A brincadeira americana, do norte, já tem guarda roupa, adereços, cores, ícones e a língua do império. Muitos podemos dizer da decadência da cultura norte americana, incerta e indesejável se queremos continuar a tê-la por estilo de vida, mais que estilo, simulacro. Mas não vou tão longe, pois não tenho nada que a substitua com toda a gama de fetiches subjacentes, assimiláveis e assimiladores. Toda a estrutura, equipamento mental, tem funções já bem definidas, muito que digam caóticas, mas assimilável, e assimilada. “Processo de interpretação e fusão de culturas (tradições, sentimentos, modos de vida) num tipo cultural comum”.

É um momento dado, não quer dizer futuro, eternidade. Mas é a foto. Pergunto se há um problema nisso tudo?
Há em nós uma falta de caráter! Mas diante do caráter de quem têm, melhor não tê-lo.

O mercado assimila e a coisa transformada, vira industria e o norte americano consome o que nela se produz: Halloween, Bigfoot, dia da Marmota etc. Há sobras, e como velhos sacoleiros “importamos” via Tia Stela entre uma visita a Miami e outra. Hoje deve movimentar “segmentos”, “nichos” e muitos gostamos de ser assim chamados.

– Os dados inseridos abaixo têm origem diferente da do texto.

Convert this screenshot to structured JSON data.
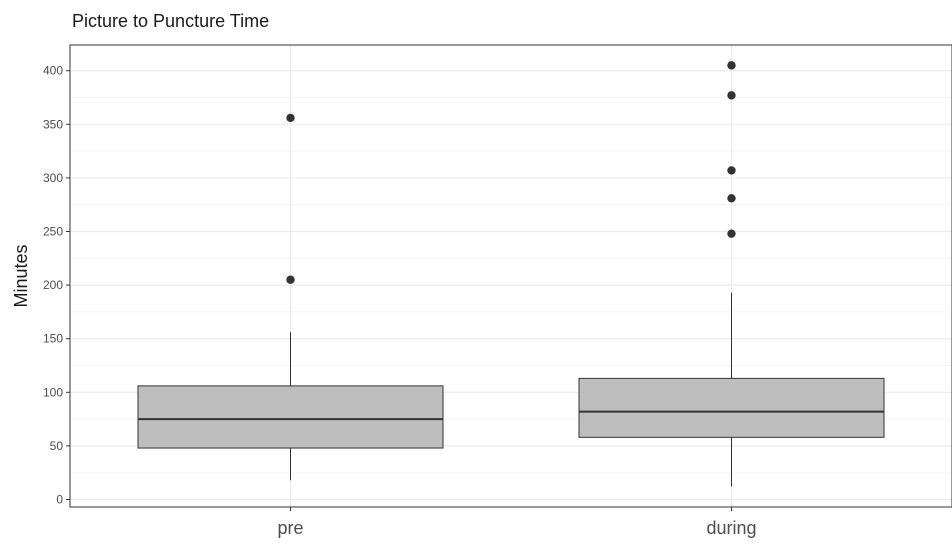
{
  "chart_data": {
    "type": "box",
    "title": "Picture to Puncture Time",
    "xlabel": "",
    "ylabel": "Minutes",
    "ylim": [
      -7,
      424
    ],
    "yticks": [
      0,
      50,
      100,
      150,
      200,
      250,
      300,
      350,
      400
    ],
    "grid": true,
    "legend": "none",
    "categories": [
      "pre",
      "during"
    ],
    "boxes": [
      {
        "category": "pre",
        "whisker_low": 18,
        "q1": 48,
        "median": 75,
        "q3": 106,
        "whisker_high": 156,
        "outliers": [
          205,
          356
        ]
      },
      {
        "category": "during",
        "whisker_low": 12,
        "q1": 58,
        "median": 82,
        "q3": 113,
        "whisker_high": 193,
        "outliers": [
          248,
          281,
          307,
          377,
          405
        ]
      }
    ],
    "colors": {
      "box_fill": "#bebebe",
      "box_stroke": "#333333",
      "outlier": "#333333",
      "grid_major": "#ebebeb",
      "grid_minor": "#f5f5f5",
      "panel_border": "#333333"
    }
  }
}
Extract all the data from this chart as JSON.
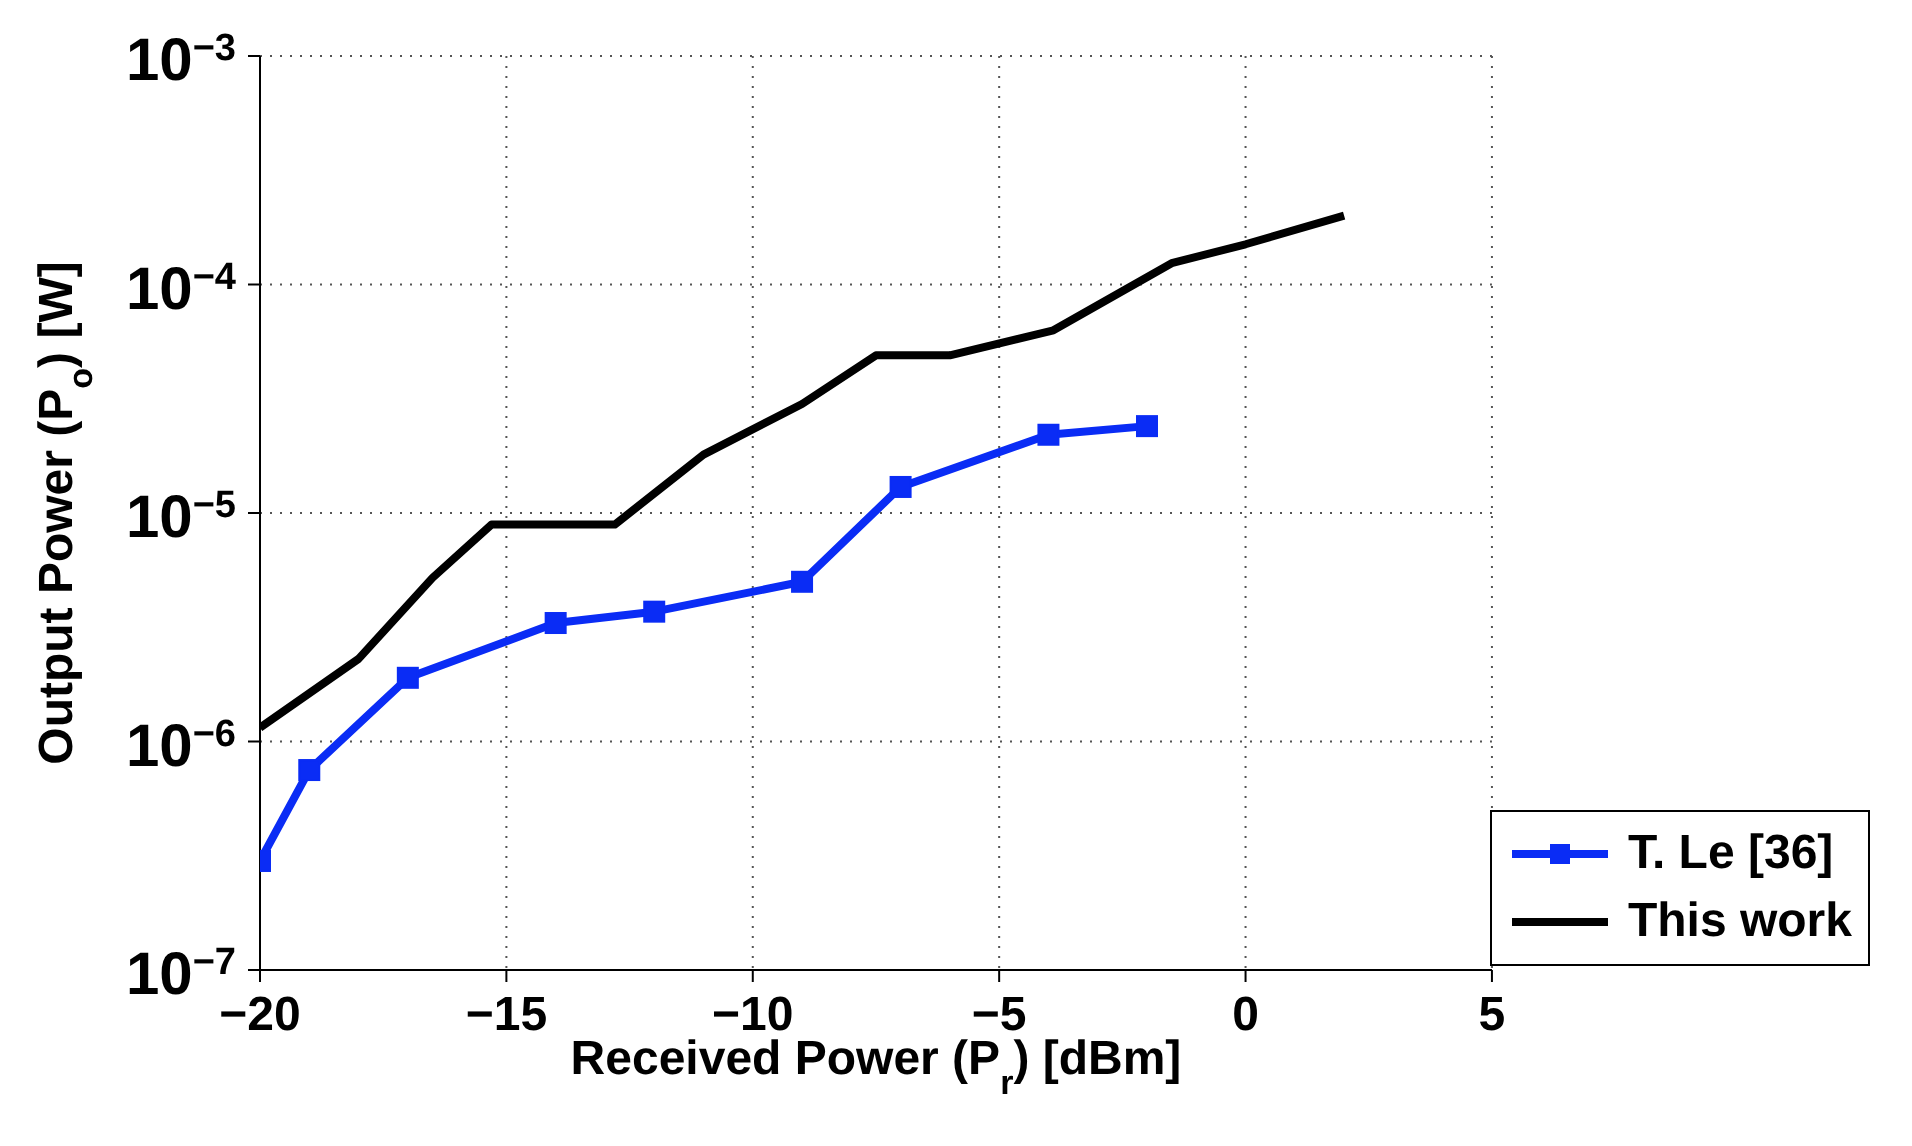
{
  "chart_data": {
    "type": "line",
    "xlabel": "Received Power (P$_{r}$) [dBm]",
    "ylabel": "Output Power (P$_{o}$) [W]",
    "log": "y",
    "grid": true,
    "legend": "bottom right",
    "line_style": "solid",
    "xlim": [
      -20,
      5
    ],
    "xticks": [
      {
        "value": -20,
        "label": "−20"
      },
      {
        "value": -15,
        "label": "−15"
      },
      {
        "value": -10,
        "label": "−10"
      },
      {
        "value": -5,
        "label": "−5"
      },
      0,
      5
    ],
    "ylim": [
      1e-07,
      0.001
    ],
    "yticks": [
      {
        "value": 1e-07,
        "label": "10$^{−7}$"
      },
      {
        "value": 1e-06,
        "label": "10$^{−6}$"
      },
      {
        "value": 1e-05,
        "label": "10$^{−5}$"
      },
      {
        "value": 0.0001,
        "label": "10$^{−4}$"
      },
      {
        "value": 0.001,
        "label": "10$^{−3}$"
      }
    ],
    "series": [
      {
        "name": "T. Le [36]",
        "color": "#0a2cf5",
        "marker": "square",
        "x": [
          -20,
          -19,
          -17,
          -14,
          -12,
          -9,
          -7,
          -4,
          -2
        ],
        "values": [
          3e-07,
          7.5e-07,
          1.9e-06,
          3.3e-06,
          3.7e-06,
          5e-06,
          1.3e-05,
          2.2e-05,
          2.4e-05
        ]
      },
      {
        "name": "This work",
        "color": "#000000",
        "marker": "none",
        "x": [
          -20,
          -18,
          -16.5,
          -15.3,
          -12.8,
          -11,
          -9,
          -7.5,
          -6,
          -3.9,
          -1.5,
          0,
          2
        ],
        "values": [
          1.15e-06,
          2.3e-06,
          5.2e-06,
          8.9e-06,
          8.9e-06,
          1.8e-05,
          3e-05,
          4.9e-05,
          4.9e-05,
          6.3e-05,
          0.000124,
          0.00015,
          0.0002
        ]
      }
    ]
  }
}
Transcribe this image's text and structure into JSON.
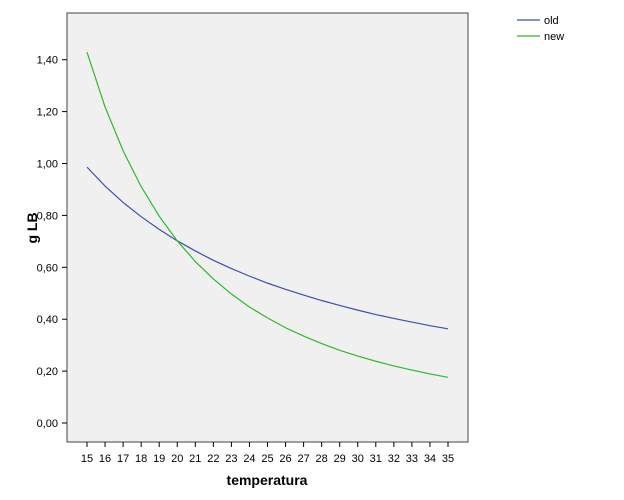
{
  "chart_data": {
    "type": "line",
    "xlabel": "temperatura",
    "ylabel": "g LB",
    "x": [
      15,
      16,
      17,
      18,
      19,
      20,
      21,
      22,
      23,
      24,
      25,
      26,
      27,
      28,
      29,
      30,
      31,
      32,
      33,
      34,
      35
    ],
    "xlim": [
      14,
      36
    ],
    "ylim": [
      -0.07,
      1.58
    ],
    "yticks": [
      "0,00",
      "0,20",
      "0,40",
      "0,60",
      "0,80",
      "1,00",
      "1,20",
      "1,40"
    ],
    "ytick_values": [
      0,
      0.2,
      0.4,
      0.6,
      0.8,
      1.0,
      1.2,
      1.4
    ],
    "grid": false,
    "legend_position": "top-right-outside",
    "background": "#f0f0f0",
    "series": [
      {
        "name": "old",
        "color": "#3e4fb0",
        "values": [
          0.986,
          0.913,
          0.85,
          0.795,
          0.746,
          0.702,
          0.663,
          0.627,
          0.595,
          0.566,
          0.539,
          0.515,
          0.493,
          0.472,
          0.453,
          0.435,
          0.418,
          0.403,
          0.389,
          0.375,
          0.363
        ]
      },
      {
        "name": "new",
        "color": "#2fb82f",
        "values": [
          1.429,
          1.218,
          1.049,
          0.911,
          0.797,
          0.702,
          0.622,
          0.555,
          0.497,
          0.447,
          0.405,
          0.367,
          0.335,
          0.306,
          0.28,
          0.258,
          0.238,
          0.22,
          0.204,
          0.189,
          0.176
        ]
      }
    ]
  }
}
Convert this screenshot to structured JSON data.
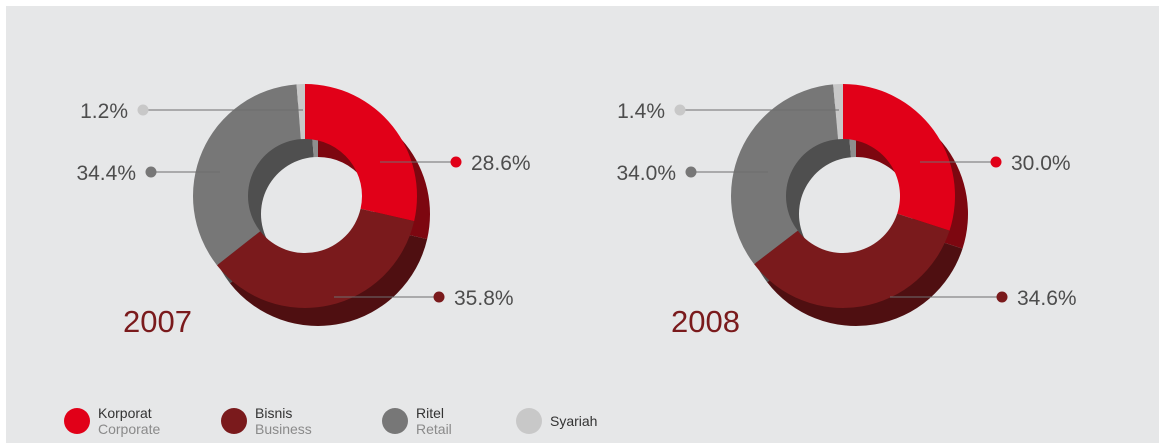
{
  "colors": {
    "Corporate": "#e10018",
    "Business": "#7a1a1c",
    "Retail": "#777777",
    "Syariah": "#c8c8c8"
  },
  "chart_data": [
    {
      "type": "pie",
      "subtype": "donut",
      "year": "2007",
      "slices": [
        {
          "segment": "Corporate",
          "value": 28.6,
          "label": "28.6%"
        },
        {
          "segment": "Business",
          "value": 35.8,
          "label": "35.8%"
        },
        {
          "segment": "Retail",
          "value": 34.4,
          "label": "34.4%"
        },
        {
          "segment": "Syariah",
          "value": 1.2,
          "label": "1.2%"
        }
      ]
    },
    {
      "type": "pie",
      "subtype": "donut",
      "year": "2008",
      "slices": [
        {
          "segment": "Corporate",
          "value": 30.0,
          "label": "30.0%"
        },
        {
          "segment": "Business",
          "value": 34.6,
          "label": "34.6%"
        },
        {
          "segment": "Retail",
          "value": 34.0,
          "label": "34.0%"
        },
        {
          "segment": "Syariah",
          "value": 1.4,
          "label": "1.4%"
        }
      ]
    }
  ],
  "legend": [
    {
      "segment": "Corporate",
      "primary": "Korporat",
      "secondary": "Corporate"
    },
    {
      "segment": "Business",
      "primary": "Bisnis",
      "secondary": "Business"
    },
    {
      "segment": "Retail",
      "primary": "Ritel",
      "secondary": "Retail"
    },
    {
      "segment": "Syariah",
      "primary": "Syariah",
      "secondary": ""
    }
  ]
}
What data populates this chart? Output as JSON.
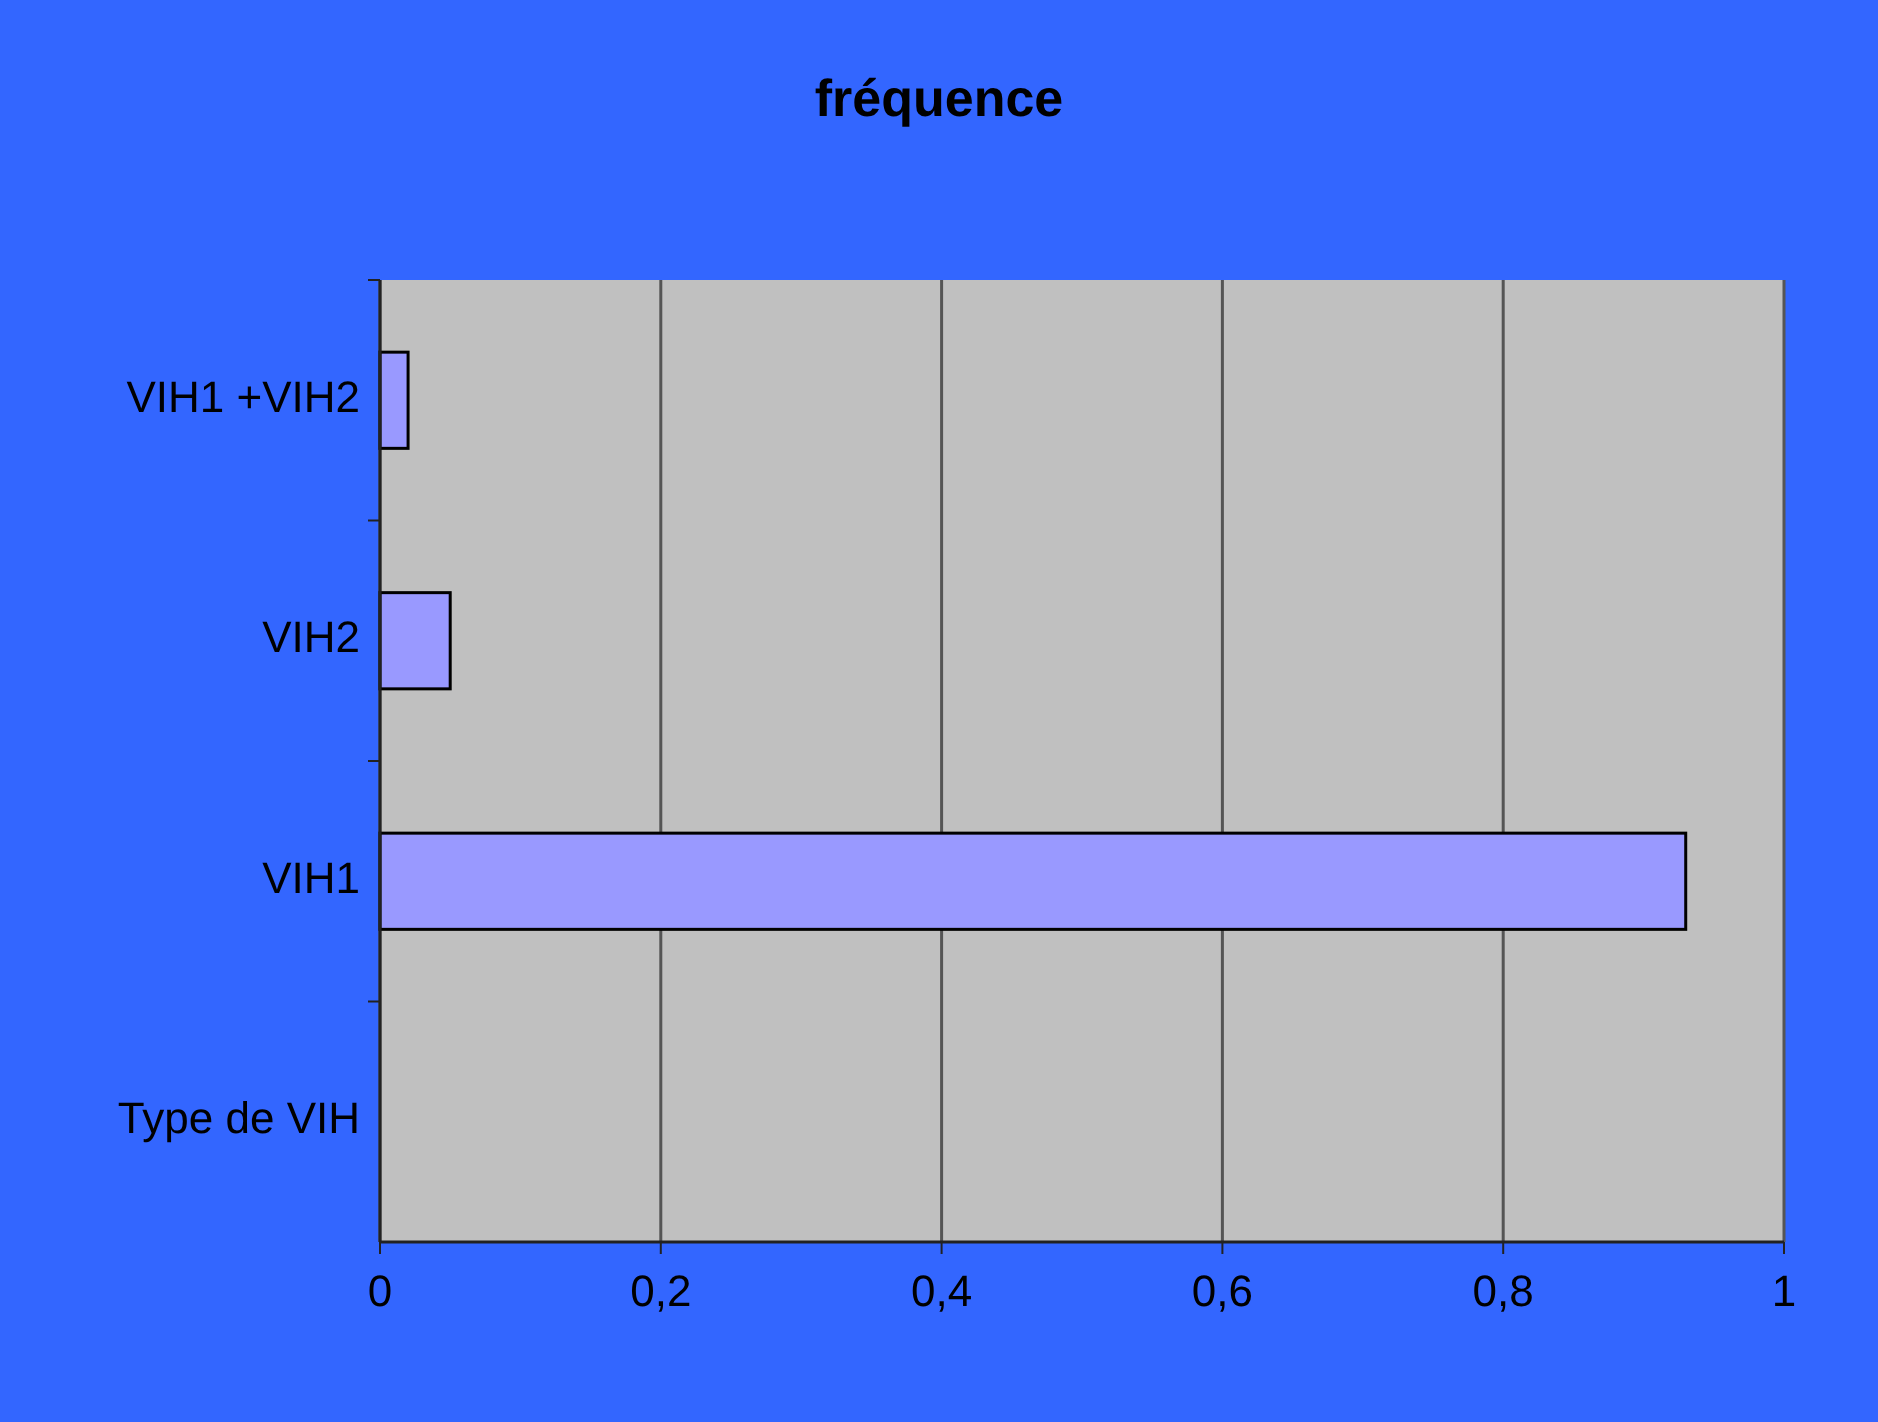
{
  "chart_data": {
    "type": "bar",
    "orientation": "horizontal",
    "title": "fréquence",
    "categories": [
      "VIH1 +VIH2",
      "VIH2",
      "VIH1",
      "Type de VIH"
    ],
    "values": [
      0.02,
      0.05,
      0.93,
      null
    ],
    "color": "#9999ff",
    "xlim": [
      0,
      1
    ],
    "xticks": [
      0,
      {
        "value": 0.2,
        "label": "0,2"
      },
      {
        "value": 0.4,
        "label": "0,4"
      },
      {
        "value": 0.6,
        "label": "0,6"
      },
      {
        "value": 0.8,
        "label": "0,8"
      },
      1
    ],
    "grid": "x"
  }
}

O Saci, já é fruto de uma recuperação do folclore nacional, por Monteiro Lobato. Hoje se quisermos opor Saci ao Halloween, primeiro deveríamos criar uma industria da triste toca de Dante em tons encarnados, cachimbos e redemoinhos. Pois não há festa de Halloween sem consumo de algo relacionado à coisa. Pois a fotografia não revela outra coisa que não coisa concreta, que reflita feixes de luz.
Pela sumariedade das vestimentas, andrajos do Saci, este apresenta vantagens frente às bruxas - carregadas demais, roxo demais para o verão – quanto a fashionability , a ser fashionable. Há grandes chances, imaginem, as “dançarinas” do Faustão exuberando faustosas fraudas de Saci, toquinhas vermelhas... botei reticências pois é só isso mesmo! E o redemoinho, uuuuhhhhhh!


Não há outra maneira de resgatar o Saci, senão que via fetiches, produtos e as necessidades que nascem junto com a embalagem destes produtos e a auto retroalimentação e a repercussão nas redes ditas sócias, fatais.

O Saci é um ótimo produto a ser desenvolvido. Claro deve estar totalmente apartado de ideologia, nacionalismo e se possível longe da palavra folclore, mas perto da que usa o “k”.

Vejo um problema: o cachimbo! O que botar de politicamente correto dentro de um cachimbo?

Há muitos Sacis nas ruas de nossas cidades, com o cachimbo cheio de crack!